Cancers are caused by somatic mutations that lead to hallmark changes in cellular signaling systems1
, e.g., sustaining proliferative signaling, evading growth suppressors, activating invasion and metastasis, enabling replicative immortality, inducing angiogenesis, and resisting cell death. Large-scale efforts have been devoted to identify somatic and germ-line mutations from a large number of tumor samples, including the Cancer Genome Atlas (TCGA) project and the international network of cancer genomic projects 2
. A major thrust in cancer genomic research is to identify driving mutations and reconstruct perturbed signaling pathways that underlie the hallmark behaviors. This body of information will shed light on the disease mechanisms of cancers, reveal novel drug targets, and more importantly guide patient treatment based on personal genetic information.
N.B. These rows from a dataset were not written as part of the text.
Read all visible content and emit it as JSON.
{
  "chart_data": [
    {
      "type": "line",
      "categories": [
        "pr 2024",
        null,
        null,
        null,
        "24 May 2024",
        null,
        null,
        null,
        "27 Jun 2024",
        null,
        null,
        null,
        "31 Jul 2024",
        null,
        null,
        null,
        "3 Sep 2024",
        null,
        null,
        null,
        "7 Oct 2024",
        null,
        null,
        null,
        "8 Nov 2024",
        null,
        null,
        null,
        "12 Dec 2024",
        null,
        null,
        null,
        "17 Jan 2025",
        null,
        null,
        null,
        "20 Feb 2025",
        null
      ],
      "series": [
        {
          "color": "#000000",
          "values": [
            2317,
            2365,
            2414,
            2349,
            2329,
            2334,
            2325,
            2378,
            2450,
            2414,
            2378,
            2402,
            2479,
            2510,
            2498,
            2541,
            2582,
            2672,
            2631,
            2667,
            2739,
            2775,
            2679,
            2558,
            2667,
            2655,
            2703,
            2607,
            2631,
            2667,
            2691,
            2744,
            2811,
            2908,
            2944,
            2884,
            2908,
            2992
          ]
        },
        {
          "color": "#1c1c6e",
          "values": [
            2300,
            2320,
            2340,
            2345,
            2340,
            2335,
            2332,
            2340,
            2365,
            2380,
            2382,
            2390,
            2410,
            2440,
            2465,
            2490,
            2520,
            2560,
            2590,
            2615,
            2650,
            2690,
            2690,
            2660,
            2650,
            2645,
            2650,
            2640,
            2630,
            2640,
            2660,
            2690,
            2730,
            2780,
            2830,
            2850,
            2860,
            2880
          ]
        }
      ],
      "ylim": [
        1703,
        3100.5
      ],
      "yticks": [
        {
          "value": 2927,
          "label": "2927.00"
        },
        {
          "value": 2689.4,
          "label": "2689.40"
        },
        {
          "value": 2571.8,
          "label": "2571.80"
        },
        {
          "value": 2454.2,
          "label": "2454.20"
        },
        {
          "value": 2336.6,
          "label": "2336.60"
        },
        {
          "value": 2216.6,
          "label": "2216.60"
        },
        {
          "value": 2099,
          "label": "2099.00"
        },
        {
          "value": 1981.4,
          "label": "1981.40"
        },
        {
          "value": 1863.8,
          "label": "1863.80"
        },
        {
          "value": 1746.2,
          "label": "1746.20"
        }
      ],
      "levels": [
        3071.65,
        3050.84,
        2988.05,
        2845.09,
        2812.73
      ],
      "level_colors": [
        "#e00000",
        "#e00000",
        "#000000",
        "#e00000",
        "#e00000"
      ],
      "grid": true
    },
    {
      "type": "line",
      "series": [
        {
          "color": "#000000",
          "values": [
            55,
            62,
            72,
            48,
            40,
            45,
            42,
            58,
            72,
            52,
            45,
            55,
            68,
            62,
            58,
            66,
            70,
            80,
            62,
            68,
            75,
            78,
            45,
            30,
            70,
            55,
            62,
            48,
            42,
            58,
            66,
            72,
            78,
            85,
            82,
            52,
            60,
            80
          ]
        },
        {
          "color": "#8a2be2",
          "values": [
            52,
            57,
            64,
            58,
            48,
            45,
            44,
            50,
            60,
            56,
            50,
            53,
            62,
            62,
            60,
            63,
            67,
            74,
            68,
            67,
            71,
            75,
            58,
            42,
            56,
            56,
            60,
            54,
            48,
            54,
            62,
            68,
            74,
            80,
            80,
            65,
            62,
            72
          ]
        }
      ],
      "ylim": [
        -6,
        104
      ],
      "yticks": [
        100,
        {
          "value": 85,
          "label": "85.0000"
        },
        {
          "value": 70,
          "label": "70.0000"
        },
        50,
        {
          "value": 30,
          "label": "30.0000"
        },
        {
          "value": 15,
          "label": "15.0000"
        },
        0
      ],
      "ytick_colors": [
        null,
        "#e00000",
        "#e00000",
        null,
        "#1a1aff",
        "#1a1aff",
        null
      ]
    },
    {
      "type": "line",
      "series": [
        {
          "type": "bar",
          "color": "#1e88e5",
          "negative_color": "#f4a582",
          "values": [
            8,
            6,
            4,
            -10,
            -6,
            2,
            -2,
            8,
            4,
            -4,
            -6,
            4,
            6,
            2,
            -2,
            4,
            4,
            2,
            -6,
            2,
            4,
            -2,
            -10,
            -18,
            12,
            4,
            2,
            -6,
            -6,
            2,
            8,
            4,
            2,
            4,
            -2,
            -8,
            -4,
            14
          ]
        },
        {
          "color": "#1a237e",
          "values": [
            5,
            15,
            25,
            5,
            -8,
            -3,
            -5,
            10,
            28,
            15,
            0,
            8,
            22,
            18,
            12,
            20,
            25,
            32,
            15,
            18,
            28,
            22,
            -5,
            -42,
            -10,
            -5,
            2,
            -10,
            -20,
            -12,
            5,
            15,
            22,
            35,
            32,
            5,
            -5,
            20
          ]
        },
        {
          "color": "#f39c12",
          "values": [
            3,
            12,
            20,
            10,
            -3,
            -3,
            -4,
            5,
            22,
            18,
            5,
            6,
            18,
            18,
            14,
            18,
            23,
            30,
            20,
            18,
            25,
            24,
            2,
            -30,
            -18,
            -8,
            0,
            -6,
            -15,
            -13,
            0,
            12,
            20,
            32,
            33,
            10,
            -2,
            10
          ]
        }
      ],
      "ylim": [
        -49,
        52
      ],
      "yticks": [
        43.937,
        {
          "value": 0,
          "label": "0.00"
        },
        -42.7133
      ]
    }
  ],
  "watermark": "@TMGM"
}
It is not uncommon that cancer cells accumulate a large number of mutations during development; some are cancer-causing (driving mutations) while others have no relation to cancers (passenger mutations)5
. It is challenging to delineate a pathway based on the mutations because mutations of genes on the same pathway usually are mutually exclusive in a tumor6
and thus one has to reconstruct such a pathway by compiling the mutations across multiple tumor samples. This in turn requires one to identify the tumor samples in which a common pathway is perturbed. Furthermore, the nature, that multiple aberrant signaling pathways underlie each tumor, makes more challenge to the task of de-convoluting large-scale cancer genomic data solely based on genetic mutation7
In this study, we address the task of revealing perturbed signaling pathways by integrating genomic mutation data with functional genomic data, i.e., gene expression data. The main idea underlying our approach is to use differential expression gene modules as the readouts of signaling pathway perturbations, which enable us to reconstruct a signaling pathway by finding the mutations that are strongly associated with a gene expression module. We developed a framework that unifies ontology-guided knowledge mining and graph-based data mining to achieve the goal. Our methods were able to discover perturbation of many well-known cancer signaling pathways, and we conjecture that some of our results may help to discover novel pathways in cancers. In the paper, we applied our methods in the ovarian cancer data from TCGA as a test, and we believe this general technology can also be used to study other types of cancer data.